Lindsay isn't perceived by the campus males as girlfriend material, but she's one of a tiny handful of girls who is rumoured to have slept with blacks. On one occasion she enters Dinah's room with the news that she's just been all round the residence, interviewing the Verwoerd contingent with the help of a bogus questionnaire. She's told the leader's loyalists that the questionnaire is to do with her social-work finals and that it's essential for her degree work. As a result, she's got the girlies to describe to her their first sexual experience. Lindsay's delighted because one of her poster girls – an upcountry innocent with two flaxen pigtails and tiny pimples for breasts – has offered her a whispered confession to write down anonymously in her files.

‘One day,' the girl has told her, ‘I put two oranges down my blouse to make myself false bosoms.'

Dinah is just a bit squeamish about this, but Lindsay is rolling about with laughter on her floor and Lindsay's laughter is always infectious. She's the life and soul of any female gaggle, but she terrifies all the campus men. Lindsay has a raucous laugh and one of those two-fingered whistles that can carry for miles across valleys.

As to the campus at large for Dinah – well, it's easy enough to make friends, in a way, because there isn't really much choice. What happens is that she's drawn together with four aberrant first-year males – drawn into a satisfying closeness because of the uncongenial racist context which creates their togetherness. So Dinah's new friends are four weirdo men. Weirdo by campus standards. Jed Matthews is a hunk, over six foot six, a sort of beatnik before his time. That's in South Africa, anyway.

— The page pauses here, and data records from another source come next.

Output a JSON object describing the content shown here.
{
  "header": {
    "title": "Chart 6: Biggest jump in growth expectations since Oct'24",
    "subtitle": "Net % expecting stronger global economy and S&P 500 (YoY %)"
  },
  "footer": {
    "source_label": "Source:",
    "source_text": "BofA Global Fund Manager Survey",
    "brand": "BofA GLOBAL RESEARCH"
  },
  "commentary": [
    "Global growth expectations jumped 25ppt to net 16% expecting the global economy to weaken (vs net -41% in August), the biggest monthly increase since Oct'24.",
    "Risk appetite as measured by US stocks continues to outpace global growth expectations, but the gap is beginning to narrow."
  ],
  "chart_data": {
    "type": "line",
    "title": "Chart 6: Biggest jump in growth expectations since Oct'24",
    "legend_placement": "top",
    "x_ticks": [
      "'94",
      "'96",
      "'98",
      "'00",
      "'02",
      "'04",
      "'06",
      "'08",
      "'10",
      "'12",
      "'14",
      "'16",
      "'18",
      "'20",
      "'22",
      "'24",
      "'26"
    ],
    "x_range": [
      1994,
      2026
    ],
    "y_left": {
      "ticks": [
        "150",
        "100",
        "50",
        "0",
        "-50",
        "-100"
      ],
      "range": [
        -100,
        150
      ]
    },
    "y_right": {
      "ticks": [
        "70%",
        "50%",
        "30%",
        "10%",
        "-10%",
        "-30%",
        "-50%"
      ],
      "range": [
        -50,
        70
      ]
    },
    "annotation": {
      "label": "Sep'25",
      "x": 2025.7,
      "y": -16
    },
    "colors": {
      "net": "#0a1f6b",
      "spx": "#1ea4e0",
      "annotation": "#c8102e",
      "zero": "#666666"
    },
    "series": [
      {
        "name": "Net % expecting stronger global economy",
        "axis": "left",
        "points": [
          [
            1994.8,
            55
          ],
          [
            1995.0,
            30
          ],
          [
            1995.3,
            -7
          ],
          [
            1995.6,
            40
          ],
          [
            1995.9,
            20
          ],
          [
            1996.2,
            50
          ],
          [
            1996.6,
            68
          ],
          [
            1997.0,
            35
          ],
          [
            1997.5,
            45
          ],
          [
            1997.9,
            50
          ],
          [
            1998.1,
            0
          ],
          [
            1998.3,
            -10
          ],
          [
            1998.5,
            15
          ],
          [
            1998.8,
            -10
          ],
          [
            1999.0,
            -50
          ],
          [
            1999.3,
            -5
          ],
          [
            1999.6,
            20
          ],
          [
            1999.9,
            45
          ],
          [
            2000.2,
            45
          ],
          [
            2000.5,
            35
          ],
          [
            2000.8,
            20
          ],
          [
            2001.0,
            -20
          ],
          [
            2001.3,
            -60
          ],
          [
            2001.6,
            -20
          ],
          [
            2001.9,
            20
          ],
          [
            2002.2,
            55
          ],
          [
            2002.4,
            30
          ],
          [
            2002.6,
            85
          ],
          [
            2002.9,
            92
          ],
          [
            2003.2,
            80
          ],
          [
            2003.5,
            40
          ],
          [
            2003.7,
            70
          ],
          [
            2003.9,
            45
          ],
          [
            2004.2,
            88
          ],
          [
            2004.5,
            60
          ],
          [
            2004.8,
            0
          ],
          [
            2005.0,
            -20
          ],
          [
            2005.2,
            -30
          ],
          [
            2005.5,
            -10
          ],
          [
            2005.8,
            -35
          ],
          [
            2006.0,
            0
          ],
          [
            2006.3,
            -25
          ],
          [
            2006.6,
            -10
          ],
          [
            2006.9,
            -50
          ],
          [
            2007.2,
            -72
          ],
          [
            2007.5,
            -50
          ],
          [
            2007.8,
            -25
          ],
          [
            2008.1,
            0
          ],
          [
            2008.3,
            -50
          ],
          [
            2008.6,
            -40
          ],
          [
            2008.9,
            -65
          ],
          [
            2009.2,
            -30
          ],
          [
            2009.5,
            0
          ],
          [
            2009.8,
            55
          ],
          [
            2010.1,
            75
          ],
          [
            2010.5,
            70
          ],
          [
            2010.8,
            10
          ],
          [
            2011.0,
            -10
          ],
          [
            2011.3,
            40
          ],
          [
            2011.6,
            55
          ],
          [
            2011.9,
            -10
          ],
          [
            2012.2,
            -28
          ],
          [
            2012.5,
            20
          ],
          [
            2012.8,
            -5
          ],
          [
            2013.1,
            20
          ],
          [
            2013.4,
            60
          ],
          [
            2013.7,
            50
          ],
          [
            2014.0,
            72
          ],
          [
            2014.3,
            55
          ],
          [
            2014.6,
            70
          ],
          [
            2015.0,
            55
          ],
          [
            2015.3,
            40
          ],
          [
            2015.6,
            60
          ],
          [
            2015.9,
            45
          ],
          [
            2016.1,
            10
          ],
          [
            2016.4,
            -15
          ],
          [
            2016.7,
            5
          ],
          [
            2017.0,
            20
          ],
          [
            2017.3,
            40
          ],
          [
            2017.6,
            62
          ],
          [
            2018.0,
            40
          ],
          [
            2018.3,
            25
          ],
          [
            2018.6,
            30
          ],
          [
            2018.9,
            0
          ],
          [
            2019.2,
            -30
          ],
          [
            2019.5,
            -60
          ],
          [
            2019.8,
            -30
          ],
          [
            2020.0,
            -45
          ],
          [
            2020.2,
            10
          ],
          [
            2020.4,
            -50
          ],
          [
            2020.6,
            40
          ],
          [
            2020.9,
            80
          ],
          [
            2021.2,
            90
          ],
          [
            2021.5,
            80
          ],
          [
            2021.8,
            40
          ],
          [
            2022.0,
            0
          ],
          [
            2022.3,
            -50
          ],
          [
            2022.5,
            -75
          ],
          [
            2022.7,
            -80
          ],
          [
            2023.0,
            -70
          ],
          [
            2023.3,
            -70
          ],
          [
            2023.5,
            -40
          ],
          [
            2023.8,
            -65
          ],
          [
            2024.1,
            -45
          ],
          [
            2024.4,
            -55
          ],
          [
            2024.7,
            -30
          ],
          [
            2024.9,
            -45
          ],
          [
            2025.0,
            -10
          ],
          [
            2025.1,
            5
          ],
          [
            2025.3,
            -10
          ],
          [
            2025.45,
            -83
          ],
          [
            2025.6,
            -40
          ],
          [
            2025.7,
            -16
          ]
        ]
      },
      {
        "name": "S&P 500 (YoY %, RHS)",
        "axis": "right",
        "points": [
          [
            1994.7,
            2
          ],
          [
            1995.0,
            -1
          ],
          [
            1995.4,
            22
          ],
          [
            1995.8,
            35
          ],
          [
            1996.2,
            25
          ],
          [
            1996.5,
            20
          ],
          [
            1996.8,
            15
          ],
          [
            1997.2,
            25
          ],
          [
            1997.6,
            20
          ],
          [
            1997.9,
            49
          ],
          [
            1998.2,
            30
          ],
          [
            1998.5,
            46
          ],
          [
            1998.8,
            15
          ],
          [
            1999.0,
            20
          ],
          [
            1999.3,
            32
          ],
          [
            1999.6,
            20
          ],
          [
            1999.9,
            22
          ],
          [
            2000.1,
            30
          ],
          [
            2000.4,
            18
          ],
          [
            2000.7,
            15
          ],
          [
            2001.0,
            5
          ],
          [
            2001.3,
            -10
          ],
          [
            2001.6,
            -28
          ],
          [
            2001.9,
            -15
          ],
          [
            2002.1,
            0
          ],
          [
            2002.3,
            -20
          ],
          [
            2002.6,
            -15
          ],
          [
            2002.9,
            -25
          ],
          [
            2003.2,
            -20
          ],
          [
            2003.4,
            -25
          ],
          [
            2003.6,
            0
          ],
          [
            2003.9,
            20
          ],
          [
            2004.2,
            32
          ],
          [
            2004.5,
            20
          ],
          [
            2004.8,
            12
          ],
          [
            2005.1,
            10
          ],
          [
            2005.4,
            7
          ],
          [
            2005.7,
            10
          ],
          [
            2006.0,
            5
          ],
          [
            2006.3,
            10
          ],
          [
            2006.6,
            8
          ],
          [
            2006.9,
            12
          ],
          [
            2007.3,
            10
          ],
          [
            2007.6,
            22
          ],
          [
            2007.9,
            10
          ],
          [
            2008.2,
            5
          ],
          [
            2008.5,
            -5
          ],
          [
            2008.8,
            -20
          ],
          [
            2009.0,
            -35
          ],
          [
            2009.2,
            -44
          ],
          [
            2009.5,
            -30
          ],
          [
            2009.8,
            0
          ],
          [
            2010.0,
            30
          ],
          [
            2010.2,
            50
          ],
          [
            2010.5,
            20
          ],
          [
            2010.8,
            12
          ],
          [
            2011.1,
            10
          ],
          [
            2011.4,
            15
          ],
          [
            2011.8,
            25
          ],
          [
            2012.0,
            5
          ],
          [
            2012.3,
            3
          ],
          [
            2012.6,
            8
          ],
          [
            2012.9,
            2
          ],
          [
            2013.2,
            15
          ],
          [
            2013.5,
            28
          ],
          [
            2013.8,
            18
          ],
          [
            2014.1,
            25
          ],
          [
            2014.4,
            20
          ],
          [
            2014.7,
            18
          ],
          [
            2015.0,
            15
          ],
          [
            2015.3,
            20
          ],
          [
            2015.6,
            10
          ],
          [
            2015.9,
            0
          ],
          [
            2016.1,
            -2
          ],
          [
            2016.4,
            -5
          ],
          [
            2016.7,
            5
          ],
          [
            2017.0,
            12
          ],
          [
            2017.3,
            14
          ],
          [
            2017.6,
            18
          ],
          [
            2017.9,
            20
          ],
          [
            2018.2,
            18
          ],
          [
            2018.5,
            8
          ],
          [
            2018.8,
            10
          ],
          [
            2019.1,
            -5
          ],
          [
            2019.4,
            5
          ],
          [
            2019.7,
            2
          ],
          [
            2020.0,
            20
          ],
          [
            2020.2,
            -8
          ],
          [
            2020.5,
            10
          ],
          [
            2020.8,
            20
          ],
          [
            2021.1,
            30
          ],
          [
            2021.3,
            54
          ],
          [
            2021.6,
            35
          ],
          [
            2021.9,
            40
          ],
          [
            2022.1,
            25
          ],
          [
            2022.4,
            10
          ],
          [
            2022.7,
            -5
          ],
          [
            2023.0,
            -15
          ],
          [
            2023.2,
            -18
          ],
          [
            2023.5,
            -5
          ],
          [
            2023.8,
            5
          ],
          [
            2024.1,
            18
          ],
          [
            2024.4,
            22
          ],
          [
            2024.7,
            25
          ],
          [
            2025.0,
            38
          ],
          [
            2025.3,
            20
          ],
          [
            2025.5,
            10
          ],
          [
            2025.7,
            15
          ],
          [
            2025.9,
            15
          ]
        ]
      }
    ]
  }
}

He's sufficiently dark of skin colour to have the average white-girl student taking suspicious peeks at his fingernails in search of absent half-moons. But Jed has beautiful, ‘u'-shaped fingernails with all his half-moons in place. He's got glinty green eyes and a craggy, villainous look, like the bad guy in a Western movie. Plus he's got two enchantingly ziggy-zaggy chipped upper incisors.